I totally go with what you are saying. It truly is a HUGE task to be breast feeding twins. HUGE. YOu are doing Amazing to get this far. Well done.

don't fret yourself that you don't get these 'warm' feelings. You have given birth to twins and are living a life with twins and a young one - your brain just does not have the space to just sit and enjoy and allow these feelings to happen. Though I did not have twins I had two VERY close together and with the second this is exactly what happened to me.

You really are above and beyound amazing.

TammyQ said...

Twin mama here :) Big Hugs...nursing twins IS tough!!! It will get better (honest). And the only advice I can offer is to find as much help as you can. Heck I would have hosted random strangers in my home if they'd hold a baby for 10 minutes. My girls are now 14 months old and I'm pretty proud to say that they nursed exclusively (and continue to)...no bottles, no supplment, just the mama...it's worth it and you're doing an awesome job!!!

Christie said...

Hey Mandie! CONGRATS first off! They are sooo cute:) YOu are doing so great! I survived only 3 months nursing my twins, and I could not agree more, the HARDEST thing I have ever done. I never left my bed for those 3 months it seems...I was always nursing. And then depression hit from not getting out of my room or house and then thrush came along with a blocked duct and that was awful. After that I could not get the nursing to keep going. I know though that you can do it! I pray that things get a little easier for you soon, I know they will. Hugs to you!!

Erin said...

You are doing great job! I don't know many people who would commit to nursing one baby to a year, let alone two. Hopefully by that time they'll be nursing less and they'll play with each other and you can get a break.

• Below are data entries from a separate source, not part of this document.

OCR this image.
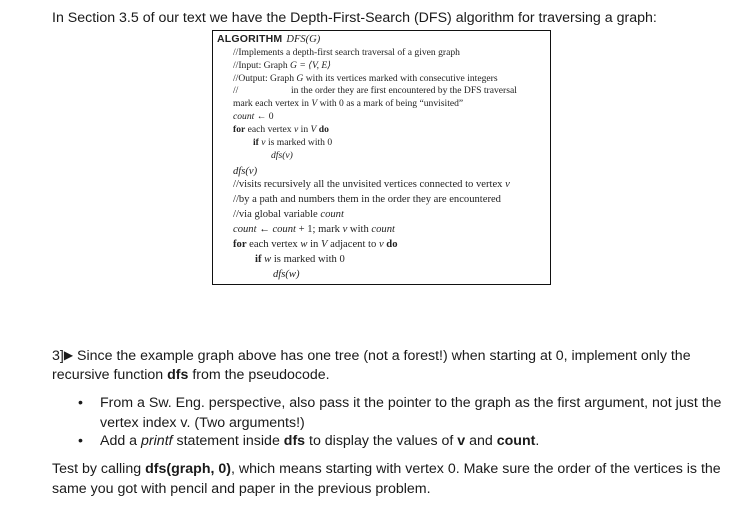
In Section 3.5 of our text we have the Depth-First-Search (DFS) algorithm for traversing a graph:
ALGORITHM DFS(G)
//Implements a depth-first search traversal of a given graph
//Input: Graph G = ⟨V, E⟩
//Output: Graph G with its vertices marked with consecutive integers
//	in the order they are first encountered by the DFS traversal
mark each vertex in V with 0 as a mark of being “unvisited”
count ← 0
for each vertex v in V do
if v is marked with 0
dfs(v)
dfs(v)
//visits recursively all the unvisited vertices connected to vertex v
//by a path and numbers them in the order they are encountered
//via global variable count
count ← count + 1; mark v with count
for each vertex w in V adjacent to v do
if w is marked with 0
dfs(w)
3]▶ Since the example graph above has one tree (not a forest!) when starting at 0, implement only the
recursive function dfs from the pseudocode.
• From a Sw. Eng. perspective, also pass it the pointer to the graph as the first argument, not just the
vertex index v. (Two arguments!)
• Add a printf statement inside dfs to display the values of v and count.
Test by calling dfs(graph, 0), which means starting with vertex 0. Make sure the order of the vertices is the
same you got with pencil and paper in the previous problem.
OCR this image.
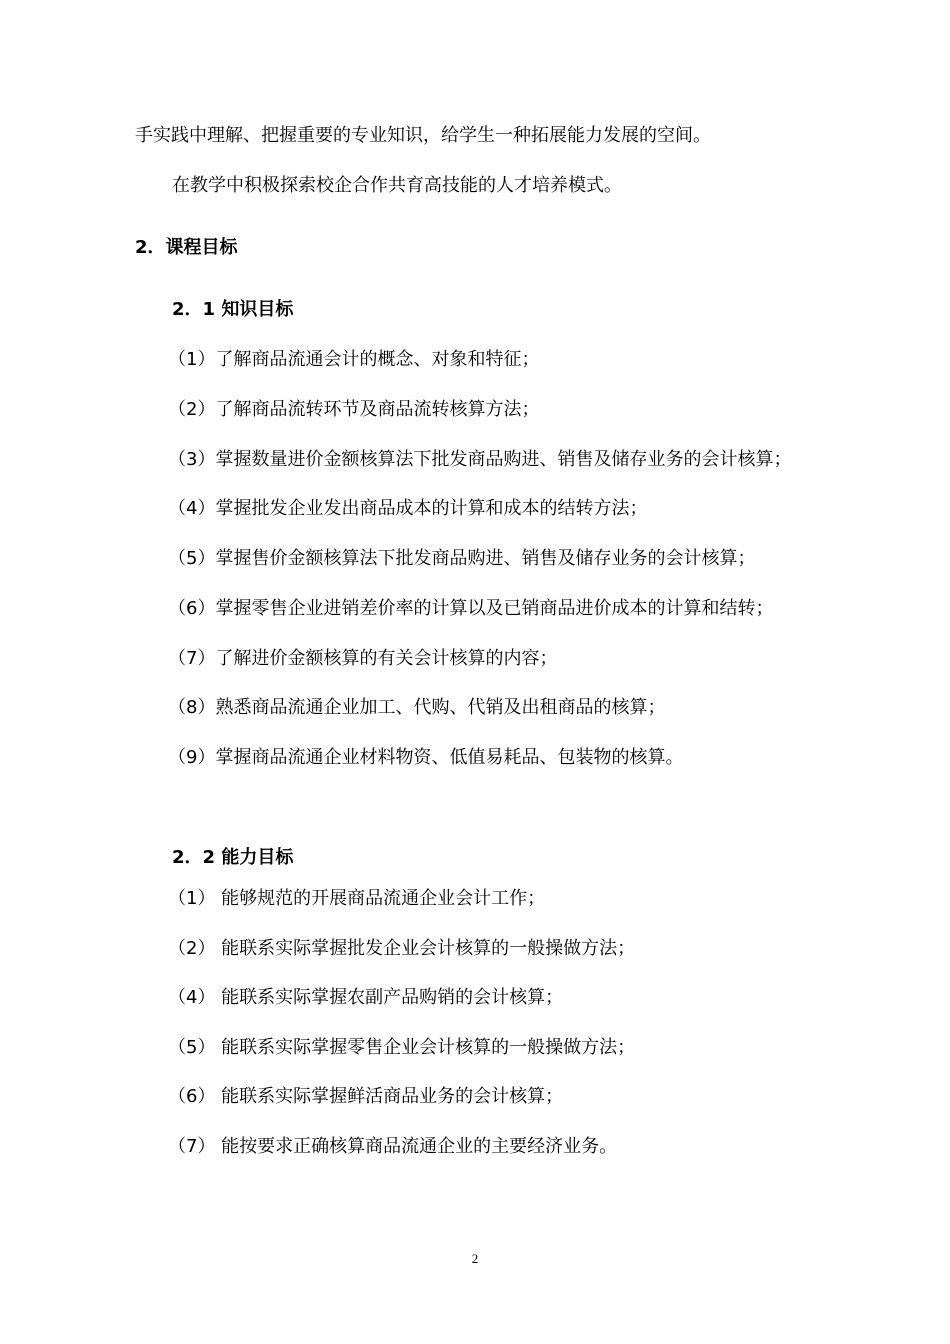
手实践中理解、把握重要的专业知识，给学生一种拓展能力发展的空间。
在教学中积极探索校企合作共育高技能的人才培养模式。
2．课程目标
2．1 知识目标
（1）了解商品流通会计的概念、对象和特征；
（2）了解商品流转环节及商品流转核算方法；
（3）掌握数量进价金额核算法下批发商品购进、销售及储存业务的会计核算；
（4）掌握批发企业发出商品成本的计算和成本的结转方法；
（5）掌握售价金额核算法下批发商品购进、销售及储存业务的会计核算；
（6）掌握零售企业进销差价率的计算以及已销商品进价成本的计算和结转；
（7）了解进价金额核算的有关会计核算的内容；
（8）熟悉商品流通企业加工、代购、代销及出租商品的核算；
（9）掌握商品流通企业材料物资、低值易耗品、包装物的核算。
2．2 能力目标
（1） 能够规范的开展商品流通企业会计工作；
（2） 能联系实际掌握批发企业会计核算的一般操做方法；
（4） 能联系实际掌握农副产品购销的会计核算；
（5） 能联系实际掌握零售企业会计核算的一般操做方法；
（6） 能联系实际掌握鲜活商品业务的会计核算；
（7） 能按要求正确核算商品流通企业的主要经济业务。
2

I don't really like tandem nursing either. It's sweet when they hold hands though.

Hang in there!

Dad O' Three said...

Mandie - You are doing great! I love your blog, found you via mothering.com and always check in to see new posts.

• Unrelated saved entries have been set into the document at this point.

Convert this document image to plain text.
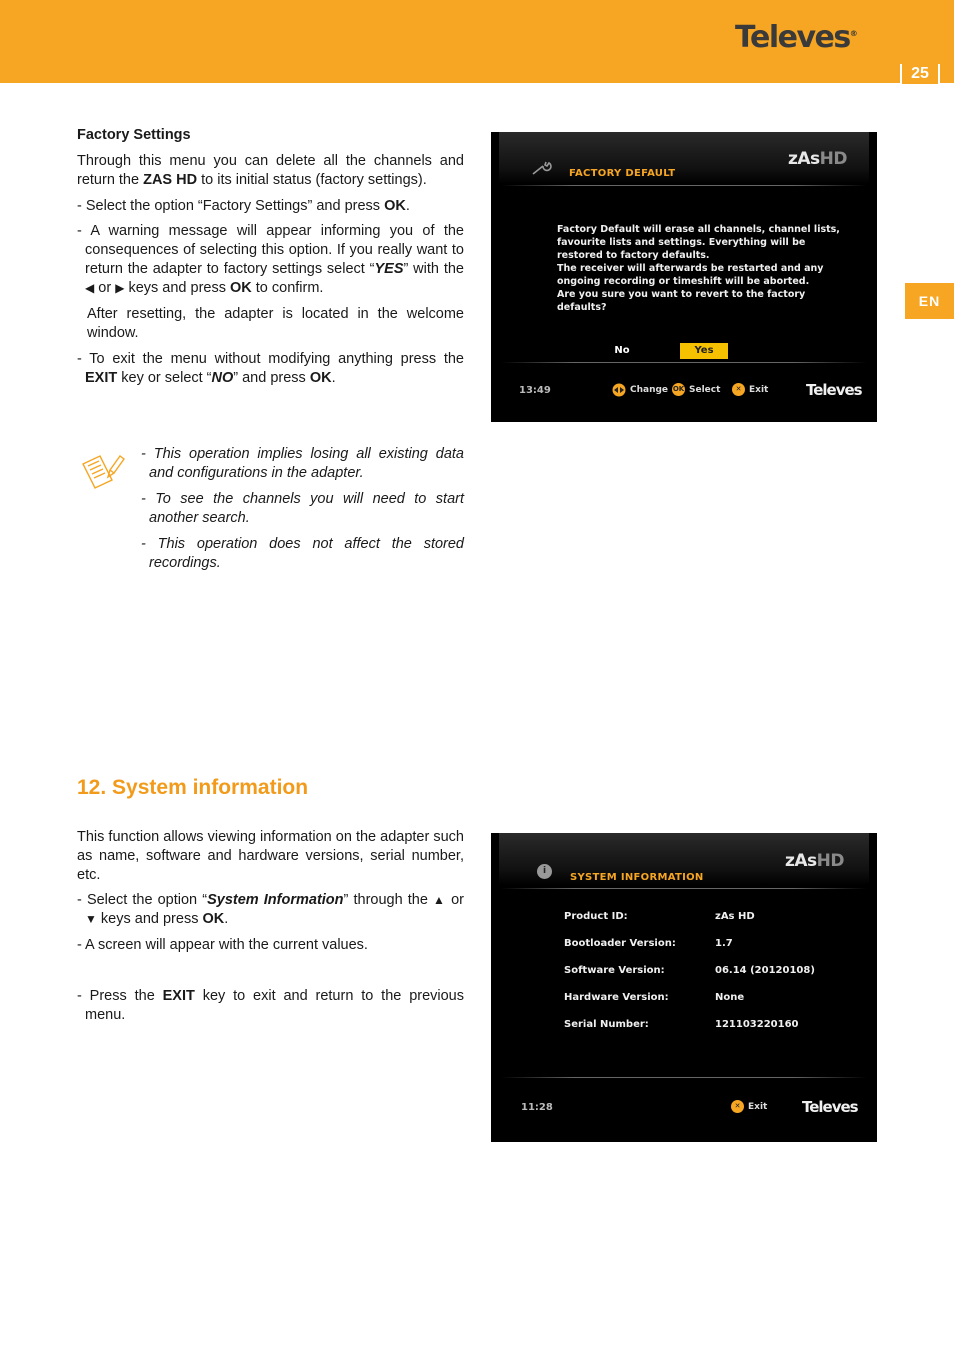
Televes®
25
EN

Factory Settings

Through this menu you can delete all the channels and return the ZAS HD to its initial status (factory settings).

- Select the option “Factory Settings” and press OK.

- A warning message will appear informing you of the consequences of selecting this option. If you really want to return the adapter to factory settings select “YES” with the ◀ or ▶ keys and press OK to confirm.

After resetting, the adapter is located in the welcome window.

- To exit the menu without modifying anything press the EXIT key or select “NO” and press OK.

- This operation implies losing all existing data and configurations in the adapter.

- To see the channels you will need to start another search.

- This operation does not affect the stored recordings.

FACTORY DEFAULT
zAsHD
Factory Default will erase all channels, channel lists,
favourite lists and settings. Everything will be
restored to factory defaults.
The receiver will afterwards be restarted and any
ongoing recording or timeshift will be aborted.
Are you sure you want to revert to the factory
defaults?
No	Yes
13:49	Change OK Select	✕ Exit	Televes
12. System information

This function allows viewing information on the adapter such as name, software and hardware versions, serial number, etc.

- Select the option “System Information” through the ▲ or ▼ keys and press OK.

- A screen will appear with the current values.

- Press the EXIT key to exit and return to the previous menu.

i
SYSTEM INFORMATION
zAsHD
Product ID:	zAs HD
Bootloader Version:	1.7
Software Version:	06.14 (20120108)
Hardware Version:	None
Serial Number:	121103220160
11:28	✕ Exit Televes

I nursed my DS for 23 months. I loved nursing him and he led the way for our weaning so even the ending was positive for us.

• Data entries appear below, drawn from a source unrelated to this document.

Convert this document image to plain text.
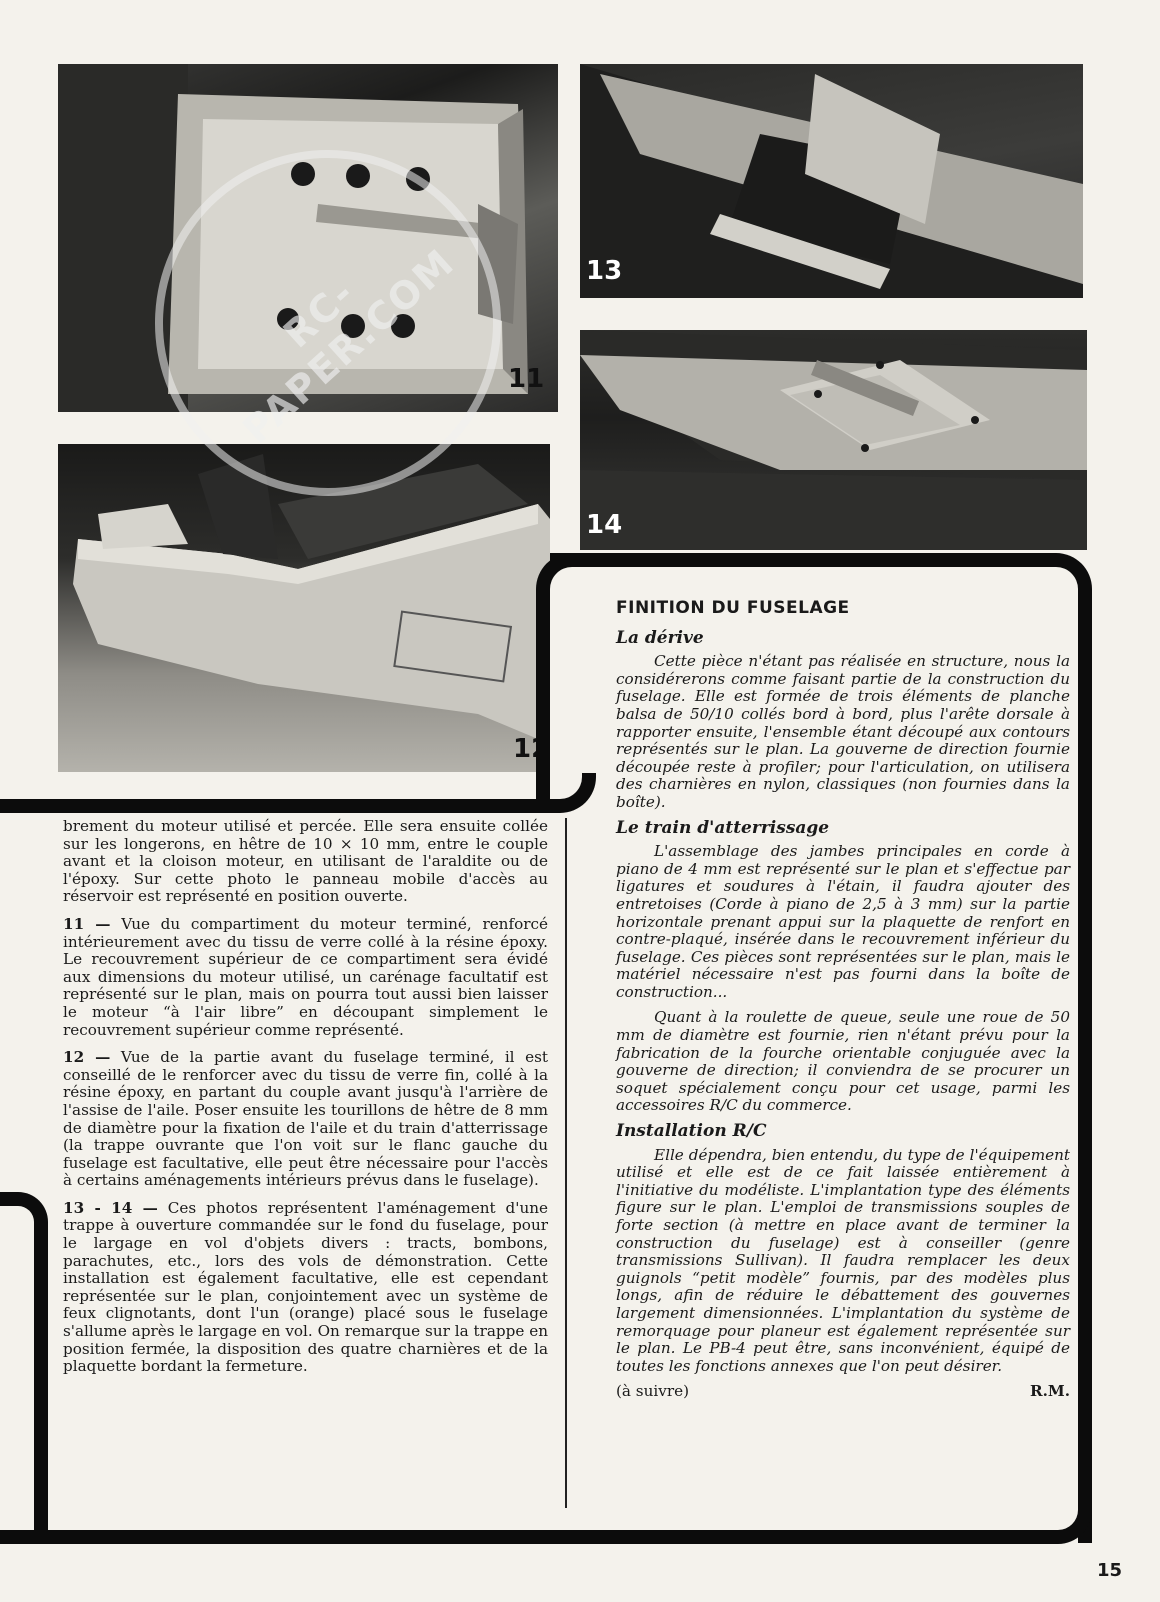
11
12
13
14
RC-PAPER.COM

brement du moteur utilisé et percée. Elle sera ensuite collée sur les longerons, en hêtre de 10 × 10 mm, entre le couple avant et la cloison moteur, en utilisant de l'araldite ou de l'époxy. Sur cette photo le panneau mobile d'accès au réservoir est représenté en position ouverte.

11 — Vue du compartiment du moteur terminé, renforcé intérieurement avec du tissu de verre collé à la résine époxy. Le recouvrement supérieur de ce compartiment sera évidé aux dimensions du moteur utilisé, un carénage facultatif est représenté sur le plan, mais on pourra tout aussi bien laisser le moteur “à l'air libre” en découpant simplement le recouvrement supérieur comme représenté.

12 — Vue de la partie avant du fuselage terminé, il est conseillé de le renforcer avec du tissu de verre fin, collé à la résine époxy, en partant du couple avant jusqu'à l'arrière de l'assise de l'aile. Poser ensuite les tourillons de hêtre de 8 mm de diamètre pour la fixation de l'aile et du train d'atterrissage (la trappe ouvrante que l'on voit sur le flanc gauche du fuselage est facultative, elle peut être nécessaire pour l'accès à certains aménagements intérieurs prévus dans le fuselage).

13 - 14 — Ces photos représentent l'aménagement d'une trappe à ouverture commandée sur le fond du fuselage, pour le largage en vol d'objets divers : tracts, bombons, parachutes, etc., lors des vols de démonstration. Cette installation est également facultative, elle est cependant représentée sur le plan, conjointement avec un système de feux clignotants, dont l'un (orange) placé sous le fuselage s'allume après le largage en vol. On remarque sur la trappe en position fermée, la disposition des quatre charnières et de la plaquette bordant la fermeture.

FINITION DU FUSELAGE
La dérive

Cette pièce n'étant pas réalisée en structure, nous la considérerons comme faisant partie de la construction du fuselage. Elle est formée de trois éléments de planche balsa de 50/10 collés bord à bord, plus l'arête dorsale à rapporter ensuite, l'ensemble étant découpé aux contours représentés sur le plan. La gouverne de direction fournie découpée reste à profiler; pour l'articulation, on utilisera des charnières en nylon, classiques (non fournies dans la boîte).

Le train d'atterrissage

L'assemblage des jambes principales en corde à piano de 4 mm est représenté sur le plan et s'effectue par ligatures et soudures à l'étain, il faudra ajouter des entretoises (Corde à piano de 2,5 à 3 mm) sur la partie horizontale prenant appui sur la plaquette de renfort en contre-plaqué, insérée dans le recouvrement inférieur du fuselage. Ces pièces sont représentées sur le plan, mais le matériel nécessaire n'est pas fourni dans la boîte de construction...

Quant à la roulette de queue, seule une roue de 50 mm de diamètre est fournie, rien n'étant prévu pour la fabrication de la fourche orientable conjuguée avec la gouverne de direction; il conviendra de se procurer un soquet spécialement conçu pour cet usage, parmi les accessoires R/C du commerce.

Installation R/C

Elle dépendra, bien entendu, du type de l'équipement utilisé et elle est de ce fait laissée entièrement à l'initiative du modéliste. L'implantation type des éléments figure sur le plan. L'emploi de transmissions souples de forte section (à mettre en place avant de terminer la construction du fuselage) est à conseiller (genre transmissions Sullivan). Il faudra remplacer les deux guignols “petit modèle” fournis, par des modèles plus longs, afin de réduire le débattement des gouvernes largement dimensionnées. L'implantation du système de remorquage pour planeur est également représentée sur le plan. Le PB-4 peut être, sans inconvénient, équipé de toutes les fonctions annexes que l'on peut désirer.

(à suivre)	R.M.
15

Our twins are 7 months now, we are still nursing and it is easier than it was at first, I promise!

I despised and I mean despised tandem nursing. So I stopped. I needed to develop that lovely nursing relationship again and I couldn't do it nursing both at the same time. So I nurse them one at a time. Yes, that means sometimes I nurse for hours. A lot of the time one is waiting to nurse and he or she is crying (although that started to get much better @ 6 months). The minute I stopped tandem nursing I started to love nursing again.

Being a Mom to twins and a toddler is the hardest thing ever; you are doing a wonderful job. I can't even remember my blogger log-in (which is why this comment will come up Father-o-Three instead of Mom-o-three!!) You are actually posting to a blog. Truly impressive.